In any case, success is not always all it is cut out to be, and often exacts a price of its own. Says Bay: “Often the people who are successful are going bananas, too. They’re cornered, they just don’t have any breathing space. I see that a lot.” Other “successful” people are workaholics and perfectionists who neglect their families, friends and their spiritual lives—everything but their jobs. Nor is fame an unmixed blessing. University of British Columbia psychologist Robert Tolsma, who has worked with film and sports personalities as well as models both in the United States and Canada, says: “Once you become famous, it’s almost like an addiction.
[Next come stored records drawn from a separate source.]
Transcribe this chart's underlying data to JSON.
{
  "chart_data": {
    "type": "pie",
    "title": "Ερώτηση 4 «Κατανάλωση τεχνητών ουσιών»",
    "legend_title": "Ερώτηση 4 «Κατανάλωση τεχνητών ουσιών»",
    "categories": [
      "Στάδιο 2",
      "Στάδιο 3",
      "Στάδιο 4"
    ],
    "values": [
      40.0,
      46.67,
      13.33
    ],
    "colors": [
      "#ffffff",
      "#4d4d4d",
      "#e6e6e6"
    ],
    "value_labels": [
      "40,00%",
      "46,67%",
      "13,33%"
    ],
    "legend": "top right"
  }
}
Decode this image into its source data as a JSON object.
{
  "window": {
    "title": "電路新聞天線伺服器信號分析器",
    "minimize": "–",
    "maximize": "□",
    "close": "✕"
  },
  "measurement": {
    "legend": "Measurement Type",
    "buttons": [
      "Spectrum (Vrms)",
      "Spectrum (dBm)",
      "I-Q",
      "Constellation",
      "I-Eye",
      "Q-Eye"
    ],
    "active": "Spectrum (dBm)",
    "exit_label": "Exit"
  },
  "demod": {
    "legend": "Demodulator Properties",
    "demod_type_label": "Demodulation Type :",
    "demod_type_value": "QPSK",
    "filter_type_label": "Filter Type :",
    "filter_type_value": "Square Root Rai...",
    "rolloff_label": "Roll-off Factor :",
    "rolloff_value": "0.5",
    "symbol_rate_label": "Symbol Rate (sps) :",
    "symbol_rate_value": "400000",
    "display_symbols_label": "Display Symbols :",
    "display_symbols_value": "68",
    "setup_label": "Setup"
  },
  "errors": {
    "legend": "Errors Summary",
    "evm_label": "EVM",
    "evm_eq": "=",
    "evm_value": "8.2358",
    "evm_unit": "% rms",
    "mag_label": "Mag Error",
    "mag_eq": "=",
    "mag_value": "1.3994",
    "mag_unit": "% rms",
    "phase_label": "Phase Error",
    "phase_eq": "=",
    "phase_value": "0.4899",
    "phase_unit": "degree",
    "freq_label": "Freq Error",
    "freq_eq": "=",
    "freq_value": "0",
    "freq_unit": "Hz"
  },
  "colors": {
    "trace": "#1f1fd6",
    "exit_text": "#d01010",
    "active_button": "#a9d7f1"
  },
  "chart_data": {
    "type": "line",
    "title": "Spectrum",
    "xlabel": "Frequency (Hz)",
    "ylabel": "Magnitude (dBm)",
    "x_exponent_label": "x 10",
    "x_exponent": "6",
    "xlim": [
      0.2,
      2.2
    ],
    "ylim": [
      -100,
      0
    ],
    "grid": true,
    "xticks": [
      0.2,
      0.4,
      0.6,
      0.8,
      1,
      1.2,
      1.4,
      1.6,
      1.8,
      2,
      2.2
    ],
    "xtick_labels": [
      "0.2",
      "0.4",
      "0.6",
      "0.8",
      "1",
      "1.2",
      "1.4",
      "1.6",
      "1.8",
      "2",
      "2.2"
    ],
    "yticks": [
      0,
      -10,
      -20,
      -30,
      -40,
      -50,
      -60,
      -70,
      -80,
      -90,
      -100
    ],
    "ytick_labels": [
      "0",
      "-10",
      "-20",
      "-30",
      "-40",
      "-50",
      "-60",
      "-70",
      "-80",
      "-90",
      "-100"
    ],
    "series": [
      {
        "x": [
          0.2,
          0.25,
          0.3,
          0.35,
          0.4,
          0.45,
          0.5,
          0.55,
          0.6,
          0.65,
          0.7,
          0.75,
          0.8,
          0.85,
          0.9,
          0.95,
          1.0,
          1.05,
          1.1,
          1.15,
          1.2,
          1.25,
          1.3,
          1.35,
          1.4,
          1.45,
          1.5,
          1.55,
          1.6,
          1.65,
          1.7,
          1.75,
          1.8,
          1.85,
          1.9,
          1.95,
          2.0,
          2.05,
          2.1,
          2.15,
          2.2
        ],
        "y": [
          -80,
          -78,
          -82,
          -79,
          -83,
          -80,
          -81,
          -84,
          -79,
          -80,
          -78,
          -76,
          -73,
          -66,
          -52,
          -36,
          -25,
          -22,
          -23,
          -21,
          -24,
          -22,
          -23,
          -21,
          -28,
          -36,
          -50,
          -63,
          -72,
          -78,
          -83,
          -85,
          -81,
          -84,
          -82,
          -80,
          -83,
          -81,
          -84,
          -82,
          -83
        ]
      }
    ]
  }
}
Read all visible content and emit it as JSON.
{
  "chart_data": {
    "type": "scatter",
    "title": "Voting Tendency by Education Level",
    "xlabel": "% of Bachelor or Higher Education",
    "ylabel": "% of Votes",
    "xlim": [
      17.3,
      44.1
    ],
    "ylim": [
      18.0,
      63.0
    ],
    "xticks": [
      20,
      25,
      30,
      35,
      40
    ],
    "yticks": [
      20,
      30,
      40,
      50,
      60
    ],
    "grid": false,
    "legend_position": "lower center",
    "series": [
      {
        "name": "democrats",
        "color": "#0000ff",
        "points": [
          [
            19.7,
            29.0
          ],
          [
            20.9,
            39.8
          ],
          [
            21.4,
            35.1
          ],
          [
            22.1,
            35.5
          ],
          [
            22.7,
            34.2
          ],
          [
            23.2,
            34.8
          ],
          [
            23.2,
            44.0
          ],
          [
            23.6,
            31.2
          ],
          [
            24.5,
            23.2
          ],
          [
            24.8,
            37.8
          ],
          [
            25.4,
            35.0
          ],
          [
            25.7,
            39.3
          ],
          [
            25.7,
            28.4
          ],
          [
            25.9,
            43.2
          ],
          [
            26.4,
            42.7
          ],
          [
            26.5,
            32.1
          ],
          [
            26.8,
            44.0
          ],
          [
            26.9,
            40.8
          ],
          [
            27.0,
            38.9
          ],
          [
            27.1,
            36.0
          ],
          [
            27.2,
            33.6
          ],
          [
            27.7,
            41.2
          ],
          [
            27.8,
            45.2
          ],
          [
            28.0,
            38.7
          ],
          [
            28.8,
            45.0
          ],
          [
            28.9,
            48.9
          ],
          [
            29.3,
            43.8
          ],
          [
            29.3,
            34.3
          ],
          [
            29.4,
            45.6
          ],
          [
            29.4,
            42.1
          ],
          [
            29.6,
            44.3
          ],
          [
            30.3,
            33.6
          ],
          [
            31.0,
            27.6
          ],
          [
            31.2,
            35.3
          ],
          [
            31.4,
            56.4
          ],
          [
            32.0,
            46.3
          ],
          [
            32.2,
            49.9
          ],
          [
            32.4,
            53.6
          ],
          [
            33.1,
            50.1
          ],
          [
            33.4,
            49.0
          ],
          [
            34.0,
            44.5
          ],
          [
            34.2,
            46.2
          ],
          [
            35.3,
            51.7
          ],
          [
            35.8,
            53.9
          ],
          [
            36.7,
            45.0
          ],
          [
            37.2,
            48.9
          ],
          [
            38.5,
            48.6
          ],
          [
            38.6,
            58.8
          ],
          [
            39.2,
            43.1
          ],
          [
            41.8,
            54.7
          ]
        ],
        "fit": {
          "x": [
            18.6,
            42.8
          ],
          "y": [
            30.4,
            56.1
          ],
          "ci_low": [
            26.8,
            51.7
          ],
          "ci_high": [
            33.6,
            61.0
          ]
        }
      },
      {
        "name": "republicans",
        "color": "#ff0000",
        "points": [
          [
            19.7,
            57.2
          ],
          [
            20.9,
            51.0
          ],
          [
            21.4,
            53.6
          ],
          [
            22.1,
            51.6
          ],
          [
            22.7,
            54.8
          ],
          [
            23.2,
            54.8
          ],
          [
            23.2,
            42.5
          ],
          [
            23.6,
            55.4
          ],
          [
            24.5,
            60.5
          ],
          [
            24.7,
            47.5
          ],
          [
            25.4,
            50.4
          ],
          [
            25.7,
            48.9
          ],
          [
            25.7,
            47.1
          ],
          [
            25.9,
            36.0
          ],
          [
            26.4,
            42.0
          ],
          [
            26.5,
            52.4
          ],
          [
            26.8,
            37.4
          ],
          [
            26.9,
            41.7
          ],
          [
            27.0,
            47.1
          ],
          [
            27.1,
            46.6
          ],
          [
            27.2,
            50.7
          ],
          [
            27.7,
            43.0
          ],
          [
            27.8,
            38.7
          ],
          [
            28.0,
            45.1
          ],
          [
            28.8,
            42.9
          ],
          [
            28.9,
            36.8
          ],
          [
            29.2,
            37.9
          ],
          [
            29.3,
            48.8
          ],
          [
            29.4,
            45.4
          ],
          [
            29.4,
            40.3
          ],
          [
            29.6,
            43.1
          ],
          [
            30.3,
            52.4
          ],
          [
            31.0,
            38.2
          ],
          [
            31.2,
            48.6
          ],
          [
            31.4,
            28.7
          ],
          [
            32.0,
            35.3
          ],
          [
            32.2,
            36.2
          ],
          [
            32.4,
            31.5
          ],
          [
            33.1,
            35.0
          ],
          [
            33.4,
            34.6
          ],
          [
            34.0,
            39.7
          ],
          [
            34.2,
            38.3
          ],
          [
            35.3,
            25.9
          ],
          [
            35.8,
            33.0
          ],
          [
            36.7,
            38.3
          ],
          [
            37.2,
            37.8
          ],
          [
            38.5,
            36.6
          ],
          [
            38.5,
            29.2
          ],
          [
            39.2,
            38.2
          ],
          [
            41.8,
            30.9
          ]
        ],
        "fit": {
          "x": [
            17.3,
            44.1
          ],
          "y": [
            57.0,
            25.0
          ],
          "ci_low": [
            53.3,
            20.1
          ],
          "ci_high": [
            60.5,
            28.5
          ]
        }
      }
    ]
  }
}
And once you’re famous, you can’t really go home again.”
There also are people for whom successes, no matter how large, remain meaningless. “There’s something called the post-Nobel Prize syndrome,” says University of Waterloo psychologist Herbert Lefcourt. “People who win it have usually been trying to win it. But after the acclaim, then what? There’s often nothing left to do.” Lefcourt divides successes into two classes. Some achievements come from intrinsic and harmonious inner desire, such as a musician’s true love of the violin. But others come after relentless battles in pursuit of a goal people have set themselves. Says Lefcourt: “These are the people who are continuously trying to catch the gold ring, and who become so invested in it that everything else is cast aside.”
For the many Canadians who have met time and again with failure, that may be a meagre consolation. Unexperienced in success themselves, they still dream of it, wish for it, demand it—at almost any price. Sadly, for them a gold ring, however tarnished, is better than no ring at all.